The boy who had so loved the country among the hills of Connecticut, became gloomy and restless shut in by the treeless city. His father gave him the lives of Nelson and Captain Cook to read, and the lad resolved to go to sea. He could not bring himself to run away without telling his father, which he did. With rare tact Dr. Beecher replied that Henry would not wish to be an ordinary sailor.
"No," said the boy. "I want to be a midshipman, and after that a commodore."
"I see," said the father; "and in order for that you must begin a course of mathematics and study navigation.... I will send you up to Amherst next week, to Mount Pleasant, and there you'll begin your preparatory studies, and if you are well prepared I presume I can make interest to get you an appointment."
At fourteen the lad entered Mount Pleasant Institute, the father hoping and praying that his boy "would be in the ministry yet."
With Lord Nelson and other great commanders in mind, he determined to master his studies and be somebody. Hard mathematics became easier, and he liked the drill in elocution. He enjoyed sport among the boys, and the semi-military methods of the school, but best of all he liked spending his play-hours in caring for beds of pansies and asters.
During a revival at Mount Pleasant, Henry was much moved, and wrote to his father, who advised his coming home to join the church. He did so, though he felt afterwards that the change in his life was not as thorough as he could have wished. However, it obliterated the desire of being a sailor, and turned his thoughts toward the ministry.
When he was seventeen, in 1830, he entered Amherst College. The great beauty of the scenery always had for him an especial charm. "I used to look across the beautiful Connecticut River valley, and at the blue mountains that hedged it in, until my heart swelled and my eyes filled with tears."

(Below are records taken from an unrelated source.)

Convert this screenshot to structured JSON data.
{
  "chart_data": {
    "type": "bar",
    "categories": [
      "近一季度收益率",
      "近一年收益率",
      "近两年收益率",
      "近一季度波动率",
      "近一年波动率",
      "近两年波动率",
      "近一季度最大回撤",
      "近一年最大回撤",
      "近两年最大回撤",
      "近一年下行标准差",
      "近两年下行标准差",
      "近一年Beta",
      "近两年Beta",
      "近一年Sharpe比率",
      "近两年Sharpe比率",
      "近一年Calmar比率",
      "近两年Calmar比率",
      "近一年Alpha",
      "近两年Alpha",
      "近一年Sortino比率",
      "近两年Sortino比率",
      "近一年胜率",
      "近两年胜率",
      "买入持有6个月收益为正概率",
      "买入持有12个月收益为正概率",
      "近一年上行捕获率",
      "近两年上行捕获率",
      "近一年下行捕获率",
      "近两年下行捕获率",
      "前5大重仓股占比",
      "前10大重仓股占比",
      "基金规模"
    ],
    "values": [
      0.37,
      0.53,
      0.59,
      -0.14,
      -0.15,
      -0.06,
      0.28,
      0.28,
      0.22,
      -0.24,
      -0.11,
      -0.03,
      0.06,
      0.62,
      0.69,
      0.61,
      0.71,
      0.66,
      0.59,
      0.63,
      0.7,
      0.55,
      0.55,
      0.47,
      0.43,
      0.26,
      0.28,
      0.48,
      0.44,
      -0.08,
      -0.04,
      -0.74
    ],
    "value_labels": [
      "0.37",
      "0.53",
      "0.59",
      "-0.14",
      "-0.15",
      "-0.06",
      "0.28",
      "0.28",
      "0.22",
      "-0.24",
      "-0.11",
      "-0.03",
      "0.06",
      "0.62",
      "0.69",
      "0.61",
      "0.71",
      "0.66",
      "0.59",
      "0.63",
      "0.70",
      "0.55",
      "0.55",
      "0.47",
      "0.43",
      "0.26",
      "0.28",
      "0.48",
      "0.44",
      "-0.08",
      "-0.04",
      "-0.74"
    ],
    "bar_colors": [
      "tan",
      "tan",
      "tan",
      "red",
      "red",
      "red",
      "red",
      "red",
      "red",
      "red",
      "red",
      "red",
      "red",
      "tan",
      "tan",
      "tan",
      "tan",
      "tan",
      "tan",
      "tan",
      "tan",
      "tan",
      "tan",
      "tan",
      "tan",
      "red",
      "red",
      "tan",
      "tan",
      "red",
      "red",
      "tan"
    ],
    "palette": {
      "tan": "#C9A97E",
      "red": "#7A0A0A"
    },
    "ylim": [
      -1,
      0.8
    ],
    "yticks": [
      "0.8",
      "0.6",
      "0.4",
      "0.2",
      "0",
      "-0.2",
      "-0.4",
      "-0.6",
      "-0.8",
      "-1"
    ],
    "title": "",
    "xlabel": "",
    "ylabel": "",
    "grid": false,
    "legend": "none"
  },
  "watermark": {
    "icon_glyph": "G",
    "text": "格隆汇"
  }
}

In college he was fond of athletic sports, ready in wit, beginning to show his eloquence in debate, an ardent temperance advocate, a lover of rhetoric, botany, and geology, and a warm friend to his classmates. He cared little for the classics; but he read much, especially the old English authors, Spenser, Shakespeare, Milton, and others.
Dr. Roswell D. Hitchcock, who was at Amherst with young Beecher, says, "He was by all odds the best debater of his college generation. I should be glad to know how he acquired his mastery of the English language.... The four books which probably helped him most were the Bible, Shakespeare, Milton's 'Paradise Lost,' and Bunyan's 'Pilgrim's Progress.'"
"He was," said Dr. John Haven, a classmate, "a great reader, and probably had more general knowledge than any one of his classmates when he graduated."